Any voltage rail that you apply directly to the analog signal path through resistances such as your R6 will have to be dead quiet to prevent noise problems. It also is obvious that using the 5V supply to bias the signal path the way that you are will result in the signal input to the A/D having a dependency on the absolute value of this supply voltage.

I would think that you will want to rethink your design some so that the only thing directly biasing the signal path is the input voltage and the op-amp outputs. This way you remove the effect of variations of the supply voltage by a factor of the PSSR (power supply rejection ratio) of the op-amps used.

Finally I think for best bandwidth support, as you refine your technique, you will want to drive your A/D input from as low of impedance source as possible.

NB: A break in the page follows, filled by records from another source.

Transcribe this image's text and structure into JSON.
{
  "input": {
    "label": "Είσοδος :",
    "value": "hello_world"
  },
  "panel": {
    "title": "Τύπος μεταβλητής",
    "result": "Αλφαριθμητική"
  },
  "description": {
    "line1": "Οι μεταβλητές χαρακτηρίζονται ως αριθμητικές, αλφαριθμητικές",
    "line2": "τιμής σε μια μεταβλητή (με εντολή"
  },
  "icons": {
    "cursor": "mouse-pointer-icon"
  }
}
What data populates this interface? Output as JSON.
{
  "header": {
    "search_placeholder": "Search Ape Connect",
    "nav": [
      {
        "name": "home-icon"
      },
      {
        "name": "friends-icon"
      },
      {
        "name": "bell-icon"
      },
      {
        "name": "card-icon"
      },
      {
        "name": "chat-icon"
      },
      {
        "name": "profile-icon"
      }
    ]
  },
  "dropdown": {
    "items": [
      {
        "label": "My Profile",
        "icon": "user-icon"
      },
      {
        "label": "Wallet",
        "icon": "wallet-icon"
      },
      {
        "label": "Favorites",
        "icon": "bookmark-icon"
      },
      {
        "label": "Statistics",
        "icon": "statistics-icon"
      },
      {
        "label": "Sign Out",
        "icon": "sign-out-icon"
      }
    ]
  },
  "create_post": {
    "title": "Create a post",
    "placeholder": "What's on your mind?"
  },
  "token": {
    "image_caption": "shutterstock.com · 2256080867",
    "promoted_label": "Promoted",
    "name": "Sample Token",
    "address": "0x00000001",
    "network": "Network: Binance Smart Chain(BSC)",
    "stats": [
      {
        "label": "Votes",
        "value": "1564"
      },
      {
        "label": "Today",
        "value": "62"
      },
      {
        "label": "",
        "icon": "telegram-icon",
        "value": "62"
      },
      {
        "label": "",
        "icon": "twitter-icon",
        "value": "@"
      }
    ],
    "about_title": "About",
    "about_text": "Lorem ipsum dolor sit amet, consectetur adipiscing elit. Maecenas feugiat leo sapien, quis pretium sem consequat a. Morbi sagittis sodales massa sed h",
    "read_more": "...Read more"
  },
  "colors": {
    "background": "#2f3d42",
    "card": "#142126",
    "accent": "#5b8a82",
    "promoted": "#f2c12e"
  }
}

Your current source impedance is approximately 33K || 82K. This seems rather high and may need to be significantly lower if you plan to ever be trying to multiplex several channels in sequence.

The last comment I'll make is that you should try to leverage separate AVCC and AGND pins on the MCU such that you use a separate filtered 5V and GND for the analog circuitry and connect them to the MCU GND right at the MCU.